I no longer know if any of my thoughts are reasonable. This is not a good place to be. It seems reasonable to recognize this, but there you go.


You are ridiculously reasonable, I tell her. Knock it off. I can't get rid of you if you stay this reasonable.

She cocks her head to the side, studying my face, listening for her name.

Bella, I say. She sits up very straight, watching me intently.

See, this is exactly what I'm talking about. Knowing your name. Caring if I'm talking.

She yawns. Her yawn slays me, a massive stretch of a tiny mouth, sounding her utterly adorable YURP.

I love you, I say, realizing I have not told her this before.

I'm sorry, I add. I've been afraid to fall in love with you. But I think I love you.

She blinks, slowly and kindly. I blink back, my eyes brimming with pesky human tears. In case you didn't read every dog book in your local library as a child, like I did, I will let you in on a secret: blinking is a dog-calming signal. Dogs blink to let other dogs know that everything is okay, that everything will be okay.

Thank you, I say to her.


She is growing long and strong. Her snout is taking on that pointy greyhound look. Her button ears are morphing into sideways flags. About six pounds now, she will hit anywhere between eight and eighteen pounds when she's full grown. Bigger than a chihuahua or a pomeranian, but smaller than a big raccoon. Eleven to fourteen inches at the shoulders, if only I knew for sure where her shoulders were.

She loves to chew delicately on her "bully stick," which is apparently some part of a very unfortunate bull's penis. My daughters are particularly fascinated by the bully stick. They enjoy saying "bull penis." They are not allowed to say "sucks," "damn," "dang," or "freaking" in this household, but they get a pass on "bull penis." The bully stick has provided our family with a rare opportunity to discuss human vs. bull anatomy. I have explained that human males do not (to my knowledge) have rawhide chew bones in their wee-wees. But I am open-minded and admit that I have not seen everything. At least, I hope I have not seen everything, yet. I could use a few good surprises.

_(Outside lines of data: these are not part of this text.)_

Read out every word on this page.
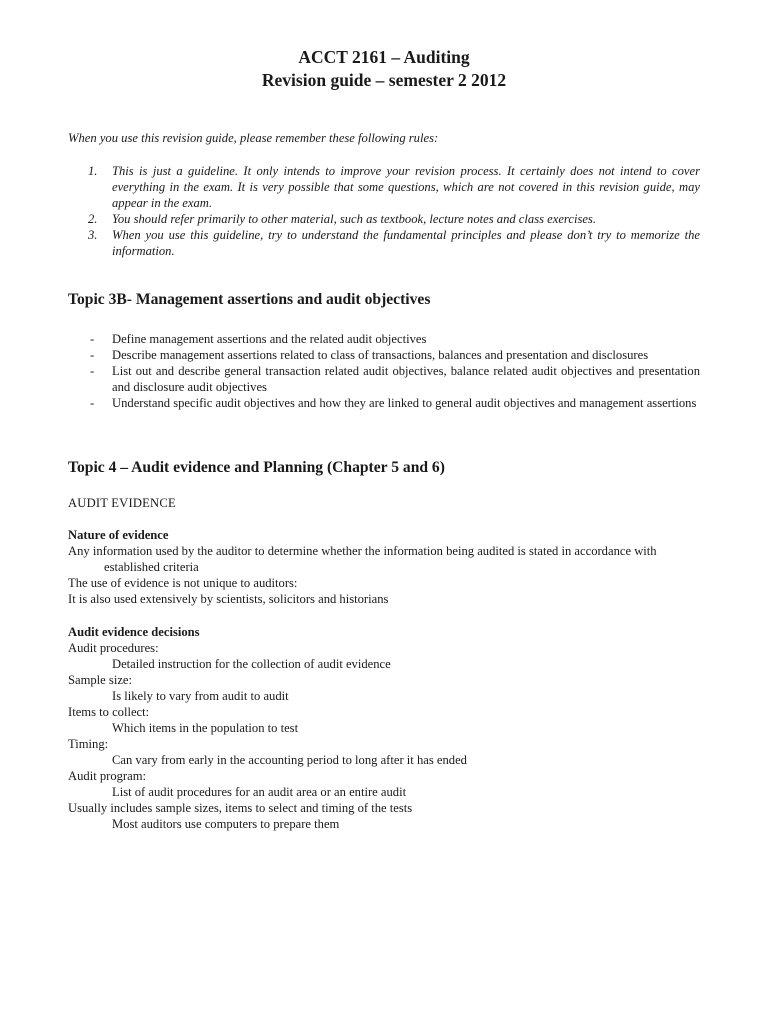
ACCT 2161 – Auditing
Revision guide – semester 2 2012

When you use this revision guide, please remember these following rules:

1. This is just a guideline. It only intends to improve your revision process. It certainly does not intend to cover everything in the exam. It is very possible that some questions, which are not covered in this revision guide, may appear in the exam.
2. You should refer primarily to other material, such as textbook, lecture notes and class exercises.
3. When you use this guideline, try to understand the fundamental principles and please don’t try to memorize the information.
Topic 3B- Management assertions and audit objectives
- Define management assertions and the related audit objectives
- Describe management assertions related to class of transactions, balances and presentation and disclosures
- List out and describe general transaction related audit objectives, balance related audit objectives and presentation and disclosure audit objectives
- Understand specific audit objectives and how they are linked to general audit objectives and management assertions
Topic 4 – Audit evidence and Planning (Chapter 5 and 6)
AUDIT EVIDENCE

Nature of evidence

Any information used by the auditor to determine whether the information being audited is stated in accordance with established criteria

The use of evidence is not unique to auditors:

It is also used extensively by scientists, solicitors and historians

Audit evidence decisions

Audit procedures:

Detailed instruction for the collection of audit evidence

Sample size:

Is likely to vary from audit to audit

Items to collect:

Which items in the population to test

Timing:

Can vary from early in the accounting period to long after it has ended

Audit program:

List of audit procedures for an audit area or an entire audit

Usually includes sample sizes, items to select and timing of the tests

Most auditors use computers to prepare them
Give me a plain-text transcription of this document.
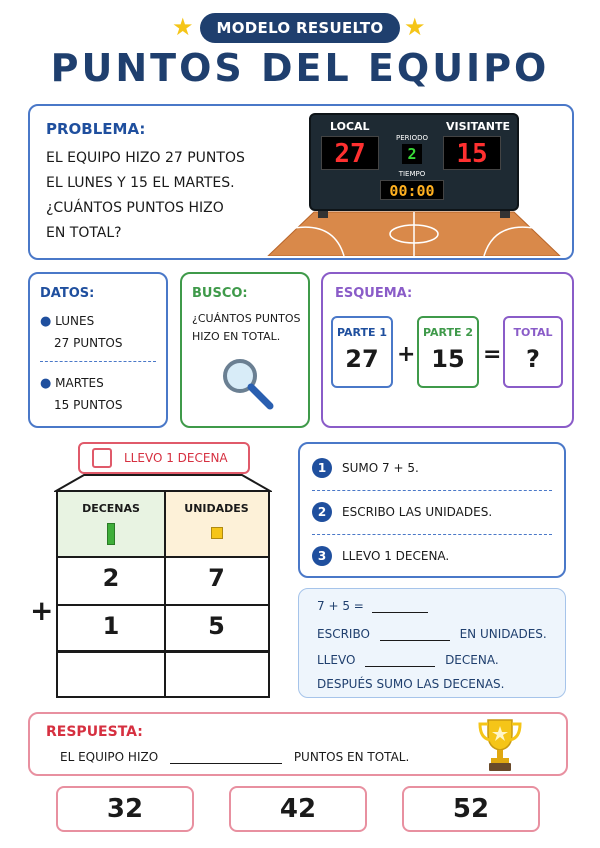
★	MODELO RESUELTO ★
PUNTOS DEL EQUIPO
PROBLEMA:
EL EQUIPO HIZO 27 PUNTOS
EL LUNES Y 15 EL MARTES.
¿CUÁNTOS PUNTOS HIZO
EN TOTAL?
LOCAL	VISITANTE
27	15
PERIODO
2
TIEMPO
00:00
DATOS:
● LUNES
27 PUNTOS
● MARTES
15 PUNTOS
BUSCO:
¿CUÁNTOS PUNTOS
HIZO EN TOTAL.
ESQUEMA:
PARTE 1
27 +
PARTE 2
15 =
TOTAL
?
LLEVO 1 DECENA
DECENAS	UNIDADES
2	7
1	5
+
1	SUMO 7 + 5.
2	ESCRIBO LAS UNIDADES.
3	LLEVO 1 DECENA.
7 + 5 =
ESCRIBO	EN UNIDADES.
LLEVO	DECENA.
DESPUÉS SUMO LAS DECENAS.
RESPUESTA:
EL EQUIPO HIZO	PUNTOS EN TOTAL.
32	42	52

I took the Christmas tree down yesterday. I packed up all the ornaments. As I was packing the ornaments (carefully, carefully), I caught Isabella in yet another reasonable act: going potty in her litter box, then sitting outside her pen very primly, to make sure I had noticed her good deed.

Oh, good girl, I said. Such a good girl!

It was at that moment that I dropped my favorite Christmas tree ornament, a gorgeous hot-pink glass icicle far older than I am.

For 42 years, I had managed to keep this ornament whole. In one brief instant of perfectly timed, wholly reasonable puppy-praise, I somehow let it slip from my fingers. It broke roughly in half. I waited for my heart to do the same.

Instead, I laughed.

I suppose I had it coming, I told Isabella. Maybe 42 years of holding my breath was enough.

Isabella blinked.

Thank you, I said again. Thank you very much.